D'où les « demandes d'explications » adressées à ses pairs absentéistes. Mais là où le bât blesse, c'est que cette aventure liée à la gestion interne de l'institution judiciaire n'a pas trainé dans les couloirs du nouveau palais de justice. Les correspondances adressées aux juges incriminés étaient relayés par les réseaux sociaux.136(*)

Monté sur ses grands chevaux, l'ex directeur de cabinet du Président MOBUTU, Félix VUNDUAWE déplora, dans sa réplique137(*), qu'une question d'ordre interne de la juridiction ait été portée à la connaissance du Président de la République et du ministre de la Justice et garde des sceaux. Sur le même ton, il stigmatise le fait que certains juges de la Cour Constitutionnelle qui émettent des avis contraires « continuent à être ainsi exposés par la divulgation du secret des délibérations au profit des personnes extérieurs de la Cour ».

De ce fait, nous adhérons à la réflexion de Clémentine TSONGA qui pense que : « la crise au sein de la haute cour congolaise, latente au départ, puis étalée à la place publique, fait sous-entendre une mainmise de la présidence de la République sur certains des membres. Le déclenchement de celle-ci à tel moment précis sent d'une quelconque manière sur les membres de la Cour Constitutionnelle.

Dans les conditions sus évoquées, la mise en jeu de la responsabilité pénale du Chef de l'Etat-même si par miracle le vote de deux tiers du parlement composant le Congrès est atteint-est gde l'ordre de l'irréel ».138(*)

Bien qu'étant disponibles et en pleines formes, trois membres de la haute cour ont délibérément refusés de siéger dans une matière assez fragile pour l'avenir du pays. Notre problème se situe au niveau de la motivation les ayant poussé à agir en décidant d'ignorer ouvertement la loi qui leur donne la possibilité publier leurs avis contraires.

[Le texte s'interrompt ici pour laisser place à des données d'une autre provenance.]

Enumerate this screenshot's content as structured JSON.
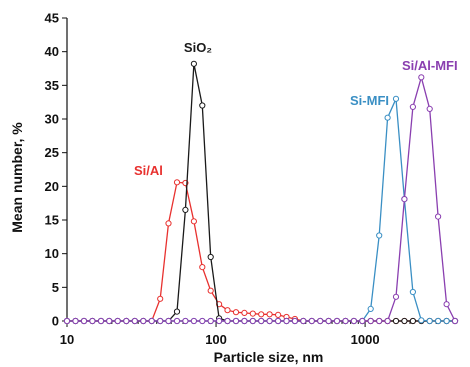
{
  "chart_data": {
    "type": "line",
    "xlabel": "Particle size, nm",
    "ylabel": "Mean number, %",
    "xscale": "log",
    "xlim": [
      10,
      4200
    ],
    "ylim": [
      0,
      45
    ],
    "grid": false,
    "x_ticks": [
      10,
      100,
      1000
    ],
    "x_tick_labels": [
      "10",
      "100",
      "1000"
    ],
    "y_ticks": [
      0,
      5,
      10,
      15,
      20,
      25,
      30,
      35,
      40,
      45
    ],
    "y_tick_labels": [
      "0",
      "5",
      "10",
      "15",
      "20",
      "25",
      "30",
      "35",
      "40",
      "45"
    ],
    "series": [
      {
        "name": "Si/Al",
        "color": "#e8312f",
        "x": [
          10,
          11.4,
          13,
          14.8,
          16.9,
          19.2,
          21.9,
          25,
          28.5,
          32.5,
          37,
          42.2,
          48,
          54.7,
          62.3,
          71,
          80.8,
          92,
          104.8,
          119.4,
          136,
          154.9,
          176.4,
          200.9,
          228.8,
          260.6,
          296.8,
          338.1,
          385.1,
          438.6,
          499.6,
          569,
          648.1,
          738.2,
          840.8,
          957.7,
          1090.8,
          1242.4,
          1415.1,
          1611.8,
          1835.9,
          2091.1,
          2381.8,
          2712.9,
          3090,
          3519.5,
          4008.8
        ],
        "y": [
          0,
          0,
          0,
          0,
          0,
          0,
          0,
          0,
          0,
          0,
          0,
          3.3,
          14.5,
          20.6,
          20.5,
          14.8,
          8,
          4.5,
          2.5,
          1.6,
          1.3,
          1.2,
          1.1,
          1,
          1,
          0.9,
          0.6,
          0.3,
          0,
          0,
          0,
          0,
          0,
          0,
          0,
          0,
          0,
          0,
          0,
          0,
          0,
          0,
          0,
          0,
          0,
          0,
          0
        ]
      },
      {
        "name": "SiO₂",
        "color": "#1a1a1a",
        "x": [
          10,
          11.4,
          13,
          14.8,
          16.9,
          19.2,
          21.9,
          25,
          28.5,
          32.5,
          37,
          42.2,
          48,
          54.7,
          62.3,
          71,
          80.8,
          92,
          104.8,
          119.4,
          136,
          154.9,
          176.4,
          200.9,
          228.8,
          260.6,
          296.8,
          338.1,
          385.1,
          438.6,
          499.6,
          569,
          648.1,
          738.2,
          840.8,
          957.7,
          1090.8,
          1242.4,
          1415.1,
          1611.8,
          1835.9,
          2091.1,
          2381.8,
          2712.9,
          3090,
          3519.5,
          4008.8
        ],
        "y": [
          0,
          0,
          0,
          0,
          0,
          0,
          0,
          0,
          0,
          0,
          0,
          0,
          0,
          1.4,
          16.5,
          38.2,
          32,
          9.5,
          0.4,
          0,
          0,
          0,
          0,
          0,
          0,
          0,
          0,
          0,
          0,
          0,
          0,
          0,
          0,
          0,
          0,
          0,
          0,
          0,
          0,
          0,
          0,
          0,
          0,
          0,
          0,
          0,
          0
        ]
      },
      {
        "name": "Si-MFI",
        "color": "#3a8fc4",
        "x": [
          10,
          11.4,
          13,
          14.8,
          16.9,
          19.2,
          21.9,
          25,
          28.5,
          32.5,
          37,
          42.2,
          48,
          54.7,
          62.3,
          71,
          80.8,
          92,
          104.8,
          119.4,
          136,
          154.9,
          176.4,
          200.9,
          228.8,
          260.6,
          296.8,
          338.1,
          385.1,
          438.6,
          499.6,
          569,
          648.1,
          738.2,
          840.8,
          957.7,
          1090.8,
          1242.4,
          1415.1,
          1611.8,
          1835.9,
          2091.1,
          2381.8,
          2712.9,
          3090,
          3519.5,
          4008.8
        ],
        "y": [
          0,
          0,
          0,
          0,
          0,
          0,
          0,
          0,
          0,
          0,
          0,
          0,
          0,
          0,
          0,
          0,
          0,
          0,
          0,
          0,
          0,
          0,
          0,
          0,
          0,
          0,
          0,
          0,
          0,
          0,
          0,
          0,
          0,
          0,
          0,
          0,
          1.8,
          12.7,
          30.2,
          33,
          18.1,
          4.3,
          0.1,
          0,
          0,
          0,
          0
        ]
      },
      {
        "name": "Si/Al-MFI",
        "color": "#8a3fb0",
        "x": [
          10,
          11.4,
          13,
          14.8,
          16.9,
          19.2,
          21.9,
          25,
          28.5,
          32.5,
          37,
          42.2,
          48,
          54.7,
          62.3,
          71,
          80.8,
          92,
          104.8,
          119.4,
          136,
          154.9,
          176.4,
          200.9,
          228.8,
          260.6,
          296.8,
          338.1,
          385.1,
          438.6,
          499.6,
          569,
          648.1,
          738.2,
          840.8,
          957.7,
          1090.8,
          1242.4,
          1415.1,
          1611.8,
          1835.9,
          2091.1,
          2381.8,
          2712.9,
          3090,
          3519.5,
          4008.8
        ],
        "y": [
          0,
          0,
          0,
          0,
          0,
          0,
          0,
          0,
          0,
          0,
          0,
          0,
          0,
          0,
          0,
          0,
          0,
          0,
          0,
          0,
          0,
          0,
          0,
          0,
          0,
          0,
          0,
          0,
          0,
          0,
          0,
          0,
          0,
          0,
          0,
          0,
          0,
          0,
          0,
          3.6,
          18.1,
          31.8,
          36.2,
          31.5,
          15.5,
          2.5,
          0
        ]
      }
    ]
  }
}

Nous pensons personnellement, sans être devins, que les juges précités n'ont pas voulu se plier à un certain mot d'ordre les obligeant à prendre une certaine position. Ce qui fut en leur défaveur car, ironie du sort, lors du tirage, ce sont exactement eux qui furent désignés pour être remplacés.

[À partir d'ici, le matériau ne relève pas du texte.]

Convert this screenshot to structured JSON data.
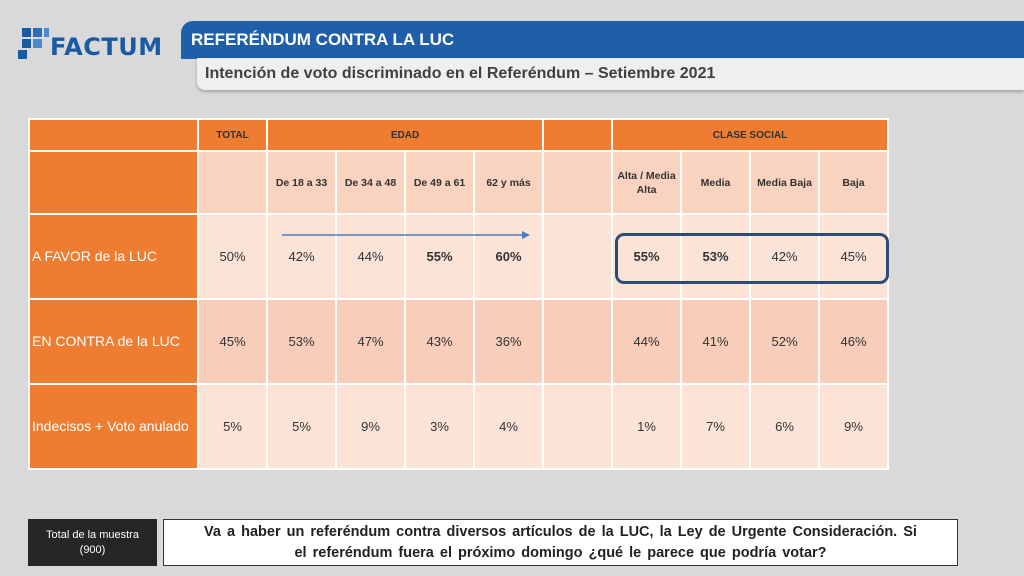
{
  "brand": {
    "name": "FACTUM"
  },
  "header": {
    "title": "REFERÉNDUM CONTRA LA LUC",
    "subtitle": "Intención de voto discriminado en el Referéndum – Setiembre 2021"
  },
  "table": {
    "group_headers": {
      "total": "TOTAL",
      "edad": "EDAD",
      "clase_social": "CLASE SOCIAL"
    },
    "sub_headers": [
      "De 18 a 33",
      "De 34 a 48",
      "De 49 a 61",
      "62 y más",
      "Alta / Media Alta",
      "Media",
      "Media Baja",
      "Baja"
    ],
    "rows": [
      {
        "label": "A FAVOR de la LUC",
        "total": "50%",
        "edad": [
          "42%",
          "44%",
          "55%",
          "60%"
        ],
        "clase": [
          "55%",
          "53%",
          "42%",
          "45%"
        ]
      },
      {
        "label": "EN CONTRA de la LUC",
        "total": "45%",
        "edad": [
          "53%",
          "47%",
          "43%",
          "36%"
        ],
        "clase": [
          "44%",
          "41%",
          "52%",
          "46%"
        ]
      },
      {
        "label": "Indecisos + Voto anulado",
        "total": "5%",
        "edad": [
          "5%",
          "9%",
          "3%",
          "4%"
        ],
        "clase": [
          "1%",
          "7%",
          "6%",
          "9%"
        ]
      }
    ]
  },
  "footer": {
    "sample_label": "Total de la muestra",
    "sample_value": "(900)",
    "question": "Va a haber un referéndum contra diversos artículos de la LUC, la Ley de Urgente Consideración. Si el referéndum fuera el próximo domingo ¿qué le parece que podría votar?"
  },
  "colors": {
    "brand_blue": "#1f5ea8",
    "orange": "#ee7d31",
    "light_orange": "#fbe3d8",
    "highlight_border": "#2c4d75"
  }
}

* 135 Lire notamment TSONGA (C.), Les pouvoirs constitutionnels du Président de la République sous la Constitution du 18 Février 2006, op.cit., p. 139.

* 136 Tiré de l'ouvrage de TSONGA (C.), Les pouvoirs constitutionnels du Président de la République sous la Constitution du 18 Février 2006, op.cit., p. 104.

* 137 Juge VUNDUAWE, Correspondance n°CC/J-VTP/01/027/2016. Concerne : Mes explications, Kinshasa, 28 Septembre 2016.

* 138 TSONGA (C.), Les pouvoirs constitutionnels du Président de la République sous la Constitution du 18 Février 2006, op.cit., p. 105.